Find out what is being said about Edward Berger’s film, starring Ralph Fiennes and Stanley Tucci.

The Guardian: **** “Berger orchestrates marvellously tense, explosively dramatic scenes and with cinematographer Stéphane Fontaine and production designer Suzie Davies contrives some spectacularly strange and dream-like tableaux.”
The Observer: ***** “Berger milks every last drop of tension and intrigue from Harris’s story, with cinematographer Stéphane Fontaine’s lens picking up on the eye daggers the rival factions fire at each other across the refectory. Equally effective is the ramped up use of sound, which amplifies Cardinal Lawrence’s laboured breath and scuttling footsteps, and the forceful, emphatic score by Volker Bertelmann, reuniting with Berger after their collaboration on All Quiet.”
The Arts Desk: ***** “Fiennes is magnificent, helming the arcane voting process with a pained and regretful sobriety, but always keeping his antennae alert for any hint of sharp practice.”
The Independent: *** “Ralph Fiennes is a vaping cardinal tasked with electing a new pope, in a film that plays as a conspiracy thriller – if only it interrogated its own ideas, though.”

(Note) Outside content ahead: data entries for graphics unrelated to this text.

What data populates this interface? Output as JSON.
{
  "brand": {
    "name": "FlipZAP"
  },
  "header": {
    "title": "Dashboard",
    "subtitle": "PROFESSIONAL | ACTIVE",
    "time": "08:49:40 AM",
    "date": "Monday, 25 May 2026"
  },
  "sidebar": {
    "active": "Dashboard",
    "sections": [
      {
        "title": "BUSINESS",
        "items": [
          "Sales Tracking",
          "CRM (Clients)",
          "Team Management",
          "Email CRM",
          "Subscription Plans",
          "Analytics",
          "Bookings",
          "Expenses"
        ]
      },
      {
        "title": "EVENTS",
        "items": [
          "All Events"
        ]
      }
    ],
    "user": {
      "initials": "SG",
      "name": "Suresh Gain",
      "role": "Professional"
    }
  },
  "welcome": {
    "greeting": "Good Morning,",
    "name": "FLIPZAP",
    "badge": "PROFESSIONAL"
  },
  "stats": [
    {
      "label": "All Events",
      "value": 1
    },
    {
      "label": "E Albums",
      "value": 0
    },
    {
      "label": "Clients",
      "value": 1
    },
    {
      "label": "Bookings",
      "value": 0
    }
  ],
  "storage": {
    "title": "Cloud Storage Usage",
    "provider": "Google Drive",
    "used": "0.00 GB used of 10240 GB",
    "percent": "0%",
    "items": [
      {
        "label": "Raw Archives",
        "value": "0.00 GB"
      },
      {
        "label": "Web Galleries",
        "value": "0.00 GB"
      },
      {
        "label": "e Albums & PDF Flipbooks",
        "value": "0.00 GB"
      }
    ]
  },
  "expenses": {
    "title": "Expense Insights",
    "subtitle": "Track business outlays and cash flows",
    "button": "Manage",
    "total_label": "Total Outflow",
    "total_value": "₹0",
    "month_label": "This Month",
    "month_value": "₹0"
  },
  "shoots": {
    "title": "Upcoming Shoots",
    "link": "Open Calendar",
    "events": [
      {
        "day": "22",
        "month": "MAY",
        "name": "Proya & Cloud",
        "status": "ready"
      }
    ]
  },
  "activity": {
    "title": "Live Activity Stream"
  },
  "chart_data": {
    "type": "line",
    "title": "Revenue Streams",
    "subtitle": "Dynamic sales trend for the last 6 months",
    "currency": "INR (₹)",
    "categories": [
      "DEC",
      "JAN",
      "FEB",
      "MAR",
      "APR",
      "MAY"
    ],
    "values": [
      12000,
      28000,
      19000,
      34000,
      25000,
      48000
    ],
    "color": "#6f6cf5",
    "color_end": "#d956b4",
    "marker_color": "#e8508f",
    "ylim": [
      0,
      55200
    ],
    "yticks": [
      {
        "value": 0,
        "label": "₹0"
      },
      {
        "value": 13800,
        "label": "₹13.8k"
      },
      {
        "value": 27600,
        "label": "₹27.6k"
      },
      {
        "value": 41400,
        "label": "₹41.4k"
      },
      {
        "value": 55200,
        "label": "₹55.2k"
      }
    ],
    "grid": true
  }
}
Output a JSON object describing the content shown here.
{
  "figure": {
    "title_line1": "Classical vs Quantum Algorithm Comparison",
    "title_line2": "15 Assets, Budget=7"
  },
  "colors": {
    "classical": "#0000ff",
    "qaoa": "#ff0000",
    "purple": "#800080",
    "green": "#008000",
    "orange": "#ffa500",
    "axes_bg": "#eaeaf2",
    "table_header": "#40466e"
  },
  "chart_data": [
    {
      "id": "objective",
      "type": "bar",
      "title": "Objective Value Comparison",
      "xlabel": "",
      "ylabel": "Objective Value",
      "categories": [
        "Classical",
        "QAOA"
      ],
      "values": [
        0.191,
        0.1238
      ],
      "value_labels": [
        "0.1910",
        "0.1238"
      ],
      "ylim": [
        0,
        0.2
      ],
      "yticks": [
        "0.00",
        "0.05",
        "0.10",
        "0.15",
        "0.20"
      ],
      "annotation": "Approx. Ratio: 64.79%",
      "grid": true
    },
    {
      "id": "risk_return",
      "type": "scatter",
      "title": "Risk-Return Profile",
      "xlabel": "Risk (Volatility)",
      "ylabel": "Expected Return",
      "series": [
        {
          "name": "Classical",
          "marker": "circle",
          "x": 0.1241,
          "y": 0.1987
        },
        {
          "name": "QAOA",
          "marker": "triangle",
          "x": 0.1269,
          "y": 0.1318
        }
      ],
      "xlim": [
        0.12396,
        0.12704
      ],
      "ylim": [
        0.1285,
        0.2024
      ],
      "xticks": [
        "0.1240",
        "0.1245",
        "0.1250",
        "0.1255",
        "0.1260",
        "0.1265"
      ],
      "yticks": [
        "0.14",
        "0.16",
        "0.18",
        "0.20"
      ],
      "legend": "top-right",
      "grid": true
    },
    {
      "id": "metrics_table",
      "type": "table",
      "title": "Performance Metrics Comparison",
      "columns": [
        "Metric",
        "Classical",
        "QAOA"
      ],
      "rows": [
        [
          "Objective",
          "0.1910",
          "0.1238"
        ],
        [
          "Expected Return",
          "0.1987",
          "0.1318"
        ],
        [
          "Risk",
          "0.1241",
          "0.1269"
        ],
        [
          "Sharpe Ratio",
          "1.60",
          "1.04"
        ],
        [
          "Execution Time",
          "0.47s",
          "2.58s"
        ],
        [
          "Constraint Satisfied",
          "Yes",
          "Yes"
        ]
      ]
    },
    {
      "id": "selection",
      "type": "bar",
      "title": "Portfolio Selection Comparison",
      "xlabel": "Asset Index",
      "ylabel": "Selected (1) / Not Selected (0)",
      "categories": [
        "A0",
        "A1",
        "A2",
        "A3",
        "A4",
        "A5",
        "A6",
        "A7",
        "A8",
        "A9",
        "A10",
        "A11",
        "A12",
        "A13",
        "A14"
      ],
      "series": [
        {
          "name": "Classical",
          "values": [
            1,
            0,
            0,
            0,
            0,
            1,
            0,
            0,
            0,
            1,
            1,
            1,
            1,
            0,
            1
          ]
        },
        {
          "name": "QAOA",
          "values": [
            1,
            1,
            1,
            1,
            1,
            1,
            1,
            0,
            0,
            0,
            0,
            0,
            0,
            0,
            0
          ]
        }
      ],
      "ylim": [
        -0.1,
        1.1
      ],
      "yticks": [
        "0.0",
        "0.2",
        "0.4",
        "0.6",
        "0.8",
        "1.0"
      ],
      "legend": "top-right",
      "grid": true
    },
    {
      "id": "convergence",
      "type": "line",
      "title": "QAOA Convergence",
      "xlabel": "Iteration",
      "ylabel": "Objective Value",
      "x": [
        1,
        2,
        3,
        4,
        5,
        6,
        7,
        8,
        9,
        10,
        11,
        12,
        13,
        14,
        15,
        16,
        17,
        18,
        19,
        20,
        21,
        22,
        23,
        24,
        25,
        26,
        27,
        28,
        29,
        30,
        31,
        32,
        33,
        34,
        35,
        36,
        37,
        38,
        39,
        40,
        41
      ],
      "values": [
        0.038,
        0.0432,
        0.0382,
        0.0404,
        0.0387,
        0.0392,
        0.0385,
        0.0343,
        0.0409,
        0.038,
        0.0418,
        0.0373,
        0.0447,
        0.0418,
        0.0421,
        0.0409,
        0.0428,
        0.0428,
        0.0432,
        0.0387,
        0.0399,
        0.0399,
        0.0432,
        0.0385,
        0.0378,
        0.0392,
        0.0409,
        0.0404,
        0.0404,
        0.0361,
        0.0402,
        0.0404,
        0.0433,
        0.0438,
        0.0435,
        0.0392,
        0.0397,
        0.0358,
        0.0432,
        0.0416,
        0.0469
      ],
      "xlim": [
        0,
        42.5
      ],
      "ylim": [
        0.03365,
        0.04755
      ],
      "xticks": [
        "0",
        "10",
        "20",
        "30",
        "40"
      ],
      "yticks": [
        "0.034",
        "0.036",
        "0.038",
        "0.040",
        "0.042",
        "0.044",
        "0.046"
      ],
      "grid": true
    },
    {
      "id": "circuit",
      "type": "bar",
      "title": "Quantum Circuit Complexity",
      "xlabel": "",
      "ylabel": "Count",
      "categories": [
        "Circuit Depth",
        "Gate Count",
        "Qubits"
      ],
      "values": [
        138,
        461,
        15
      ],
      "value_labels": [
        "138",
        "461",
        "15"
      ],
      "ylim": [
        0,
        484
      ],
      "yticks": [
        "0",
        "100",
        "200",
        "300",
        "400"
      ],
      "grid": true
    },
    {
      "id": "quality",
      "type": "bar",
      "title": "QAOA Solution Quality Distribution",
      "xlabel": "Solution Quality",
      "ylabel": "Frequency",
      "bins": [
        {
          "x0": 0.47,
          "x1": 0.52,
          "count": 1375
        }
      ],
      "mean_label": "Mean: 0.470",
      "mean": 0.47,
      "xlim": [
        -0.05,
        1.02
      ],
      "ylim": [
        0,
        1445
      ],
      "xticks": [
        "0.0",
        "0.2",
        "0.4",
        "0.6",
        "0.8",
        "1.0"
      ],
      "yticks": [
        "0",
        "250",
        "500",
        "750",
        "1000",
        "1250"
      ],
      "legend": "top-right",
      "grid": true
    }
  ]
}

Empire: **** “As conspiracies come to light, Berger’s winding plot unfolds in tight confines — the cardinals are, after all, sequestered — leading to breathless claustrophobia, aided by cold interiors practically devoid of colour. All that stands out is the cardinals’ bright-red attire, matching the passion and bloodlust with which they navigate the movie’s shifting political sands. It all unfolds with such precision: an unlikely potboiler that Berger presents not only thoughtfully, but viciously and deliciously.”
The Telegraph: *** “In this drama about the election of a new pope, Fiennes stars as a cardinal who is Rome’s present-day answer to Thomas Cromwell in Wolf Hall.”
Evening Standard: ***** “On top of all this is the visual feast served up by Stéphane Fontaine’s camera work; one moment hyper-vividly zooming in to every perspiring pore of these embattled cardinals, the next pulling out reveal the grandest of tableaus. Cloaked in deep, velvety crimson, these holy men look like glacé cherries floating on a particularly beautiful cake.”
The Upcoming: **** “Even as it raises a number of important talking points about religion, Conclave peels away the frock to unveil universal objectives of coexistence in a society. With the impending presidential election of a nation on the wheel of global politics, Conclave is one of the most consequential features of the year and should not be missed.”